I shook my head at him. My words were firm. “It’s done. Let it go.”
“Here’s your coffee, Trip. Sure you don’t want a little Irish in it?” The bartender asked, handing him a to-go cup. Annie’s surprised expression mirrored my own.
“I’m sure. Keep the change, Paul,” he replied and stood, lifting his cup to his lips.
“Well. I feel like an asshole.” Annie put a hand on her hip, and her relieved smile lit up the hazy bar.
“Don’t. I would have assumed I was ordering a double.” Trip replied. “The limo is waiting for me out front. Are you ready to go home or…” Trip’s unanswered question hung above the three of us like a cloud. Her eyes flicked to me and back to Trip. He seemed to ask ‘are we continuing this charade, or can we call it a day?’
“Sam knows.”
Trip nodded. “Good. I’ve kept enough secrets from him to last a fucking lifetime.”
“You go on ahead. I’m gonna drive him home.” She made a point of not looking at me when she said this. I exchanged a long pointed look with my brother.
“Alright.” Though Trip didn’t smile, that one word of his was loaded with amusement.
The bright morning sun seared through my closed lids. When I lifted my head from the pillow, the pain was overwhelming, like someone sticking icepicks into my brain. I rolled over with a groan and covered my head with the other pillow that smelled exactly like Anabelle. I groaned even louder as the details of the night crashed around me like marching band cymbals dropped from the ceiling.
Once we got back to my car, she took my keys and climbed behind the wheel. She informed me we were going to h
er place. She claimed she’d decided I shouldn’t be alone and I wasn’t about to argue with her. When we arrived at her apartment, we could hear the familiar sound of Jayse once we entered the building.
“Shit. I thought he was spending the night at the hotel. Maybe we should go to your place.” Annabelle frowned as we ascended the stairs.
“Don’t be ridiculous. Jayse is cool,” I murmured. Frown lines marred her perfectly sculpted face as she unlocked the door, and we stepped into a chorus of male voices shouting “Annie!” Dale and four additional members of Noteable were sitting around the kitchen table doing shots. After no less than six attempts to refuse, I was coerced into drinking two shots of Hot Damn and two shots of Absolut Citron. By the time Annie dragged me away into her bedroom, I was stumbling.

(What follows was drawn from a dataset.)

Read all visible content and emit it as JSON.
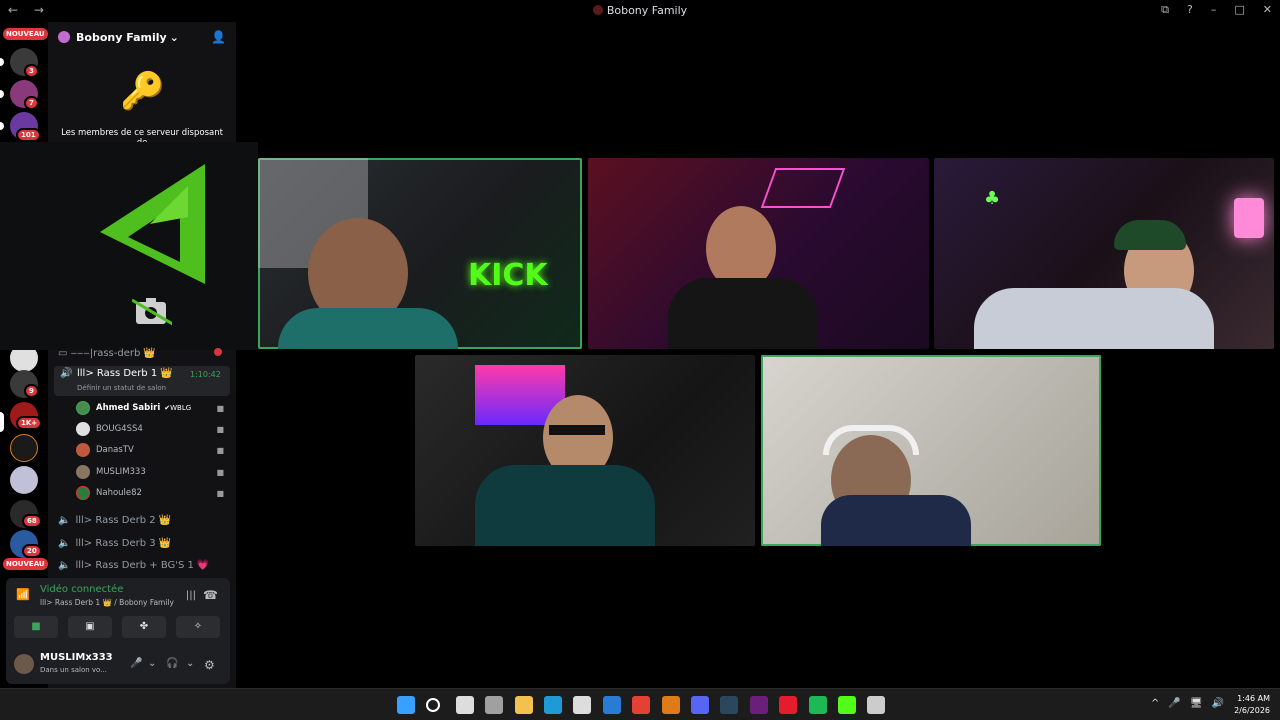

“Unzip me.” She demanded and I grinned like a fool as I helped her out of her gown. To my surprise, she was wearing a bra underneath, but I couldn’t understand what the purpose of it was based on the tiny amount of material it contained. Matching black panties (the kind you could see through, praise God) were the only other things standing between me and her naked body. And for some baffling reason, it freaked me out a little.
Before I knew what was happening, her hands were in my hair, and her lips locked on mine. The ferocity of her kisses left me struggling to breathe. This wasn’t at all how I pictured our first kiss, and believe me, I had pictured it many times. I wanted to take my time…to savor the taste of her. As it was, her teeth clanked against mine and I thought I tasted my own blood.
She’d pushed me back on the bed and flipped off the lights. Then she was on me again, straddling me and grinding against me. I pulled away from her lips gasping for breath and her bra hit me in the face. I snatched it off and tossed it aside, and her hands went straight to my fly, tugging on my pants. Seconds later she had the zipper down, and my pants around my ankles. Her aggressiveness was hot, but more than a bit disturbing. The little blood left in my brain sounded warning sirens. Something was off here, and I needed to slam on the brakes.